Mengingat pentingnya kurikulum, desain kurikulum harus dilaksanakan berdasarkan konsep pengembangan ilmu pengetahuan, pengalaman, keterampilan, sikap dan nilai moral, sehingga visi dan misi kurikulum yang dikembangkan dapat membentuk pribadi yang kuat. Selain itu, dalam pengembangan kurikulum juga  diperlukan landasan atau asas yang kuat agar hasil pendidikan terjamin kualitasnya. Asas-asas utama dalam pengembangan kurikulum yaitu asas filosofis, psikologis, sosiologis, cultural ilmu pengetahuan dan teknologi serta organisatoris.
Di dalam makalah ini akan dipaparkan lebih rinci dan mendetail mengenai pengertian dari asas pengembangan kurikulum dan hal-hal apa saja yang terkait dengan ke lima asas pengembangan kurikulum tersebut.

B.   Rumusan masalah
1)    Bagaimana pengertian kurikulum dan asas-asas kurikulum?
2)    Bagaimana Asas filosofis dalam pengembangan kurikulum?
3)    Bagaimana Asas psikologis dalam pengembangan kurikulum?
4)    Bagaimana Asas sosial-budaya, ilmu pengetahuan dan teknologi dalam pengembangan kurikulum?
5)    Bagaimana Asas organisatoris dalam pengembangan kurikulum?
     
C.   Tujuan
1)    Untuk mendeskripsikan pengertian dan asas-asas pengembangan kurikulum
2)    Untuk mendeskripsikan Asas filosofis dalam pengembangan kurikulum
3)    Untuk mendeskripsikan Asas psikologis dalam pengembangan kurikulum
4)    Untuk mendeskripsikan Asas sosial-budaya, ilmu pengetahuan dan teknologi dalam pengembangan kurikulum
5)    Untuk mendeskripsikan Asas organisatoris dalam pengembangan kurikulum


BAB II
PEMBAHASAN

A.   Pengertian Kurikulum dan asas-asas kurikulum

Secara umum kurikulum diartikan sebagai mata pelajaran yang diajarkan di sekolah.
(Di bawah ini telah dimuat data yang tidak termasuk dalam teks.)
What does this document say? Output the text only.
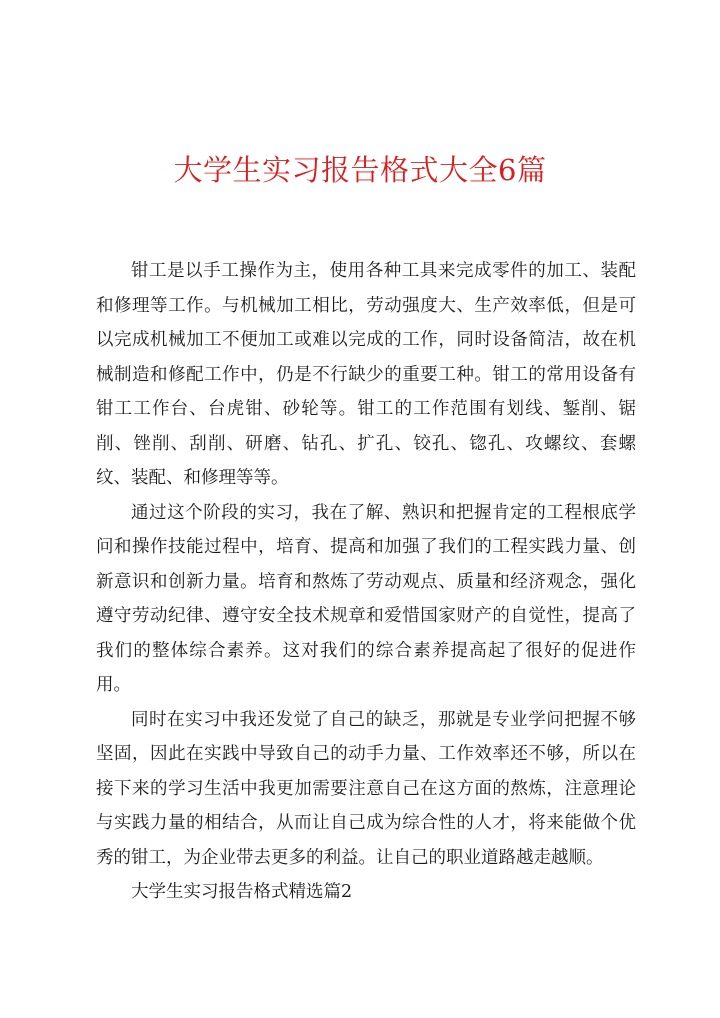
大学生实习报告格式大全6篇

钳工是以手工操作为主，使用各种工具来完成零件的加工、装配和修理等工作。与机械加工相比，劳动强度大、生产效率低，但是可以完成机械加工不便加工或难以完成的工作，同时设备简洁，故在机械制造和修配工作中，仍是不行缺少的重要工种。钳工的常用设备有钳工工作台、台虎钳、砂轮等。钳工的工作范围有划线、錾削、锯削、锉削、刮削、研磨、钻孔、扩孔、铰孔、锪孔、攻螺纹、套螺纹、装配、和修理等等。

通过这个阶段的实习，我在了解、熟识和把握肯定的工程根底学问和操作技能过程中，培育、提高和加强了我们的工程实践力量、创新意识和创新力量。培育和熬炼了劳动观点、质量和经济观念，强化遵守劳动纪律、遵守安全技术规章和爱惜国家财产的自觉性，提高了我们的整体综合素养。这对我们的综合素养提高起了很好的促进作用。

同时在实习中我还发觉了自己的缺乏，那就是专业学问把握不够坚固，因此在实践中导致自己的动手力量、工作效率还不够，所以在接下来的学习生活中我更加需要注意自己在这方面的熬炼，注意理论与实践力量的相结合，从而让自己成为综合性的人才，将来能做个优秀的钳工，为企业带去更多的利益。让自己的职业道路越走越顺。

大学生实习报告格式精选篇2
Dalam perkembangan kurikulum sebagai suatu kegiatan pendidikan, timbul berbagai definisi. Saylor dan Alexander merumuskan kurikulum sebagai “The total effort of the school to going about desired outcomes in school and out-of-school situations”. Definisi ini tidak hanya sekedar meliputi mata pelajaran, tetapi segala usaha sekolah untuk mencapai tujuan yang diinginkan. Selain itu kurikulum tidak hanya mengenai situasi di dalam sekolah, tetapi juga di luar sekolah.
Ditinjau dari asal katanya, kurikulum berasal dari bahasa Yunani yang mula-mula digunakan dibidang olah raga, yaitu kata “currere” yang berarti jarak tempuh lari. Dalam kegiatan berlari tentu saja ada jarak yang harus ditempuh mulai dari start sampai finish. Jarak dari start sampai dengan finish disebut correre.
Menurut UU No.2 tahun 1989 kurikulum yaitu seperangkat rencana dan peraturan, mengenai isi dan bahan pelajaran, serta cara yang digunakannya dalam menyelenggarakan kegiatan belajar mengajar.[1] Hingga dewasa ini definisi tentang kurikulum yang dikemukakan oleh para pakar banyak sekali, dan antara satu definisi dengan definisi lain tidak sama. Walaupun begitu, terdapat satu hal yang sering disebut dalam kurikulum, yaitu bahwa kurikulum berhubungan dengan perencanaan aktivitas siswa. Perencanaan itu biasanya dihubungkan dengan kegiatan belajar mengajar untuk mencapai sejumlah tujuan.[2]
Sedangkan dalam pengembangannya kurikulum harus berpijak pada landasan-landasan atau asas-asas yang kuat dan kokoh. Karena asas kurikulum dapat dijadikan titik tolak, artinya pengembangan kurikulum dapat didorong oleh pembaharuan tertentu, misalnya penemuan teori-teori baru dan perubahan tuntutan masyarakat terhadap fungsi lembaga pendidikan itu. Sedangakan sebagai titik akhir, berarti pengembangan kurikulum harus dikembangkan sedemikian rupa, sehingga dapat mewujudkan perkembangan tertentu, seperti ilmu pengetahuan, perbedaan latar belakang, nilai-nilai filasafat suatu masyarakat, dan tuntutan-tuntutan kebudayaan tertentu. Secara umum asas-asas pengembangan kurikulum terdiri dari asas filosofis, asas psikologis, asas sosial-budaya, asas ilmu pengetahuan dan teknologi serta asas organisatoris.[3]

B.   Asas Filosofis

Secara etimologis filsafat berasal dari dua kata yaitu philare yang berarti cinta dan sophia yang berarti kebijaksanaan. Filsafat berarti cinta pada kebijaksanaan. Agar dapat berbuat bijak, maka seseorang harus berpengetahuan. Pengetahuan tersebut diperoleh dari proses berfikir, yaitu berfikir sistematis, logis dan mendalam. Dalam mengambil keputusan mengenai kurikulum seseorang pengembang kurikulum harus memperhatikan falsafah, baik falsafah bangsa, falsafah lembaga pendidikan dan falsafah pendidik.[4]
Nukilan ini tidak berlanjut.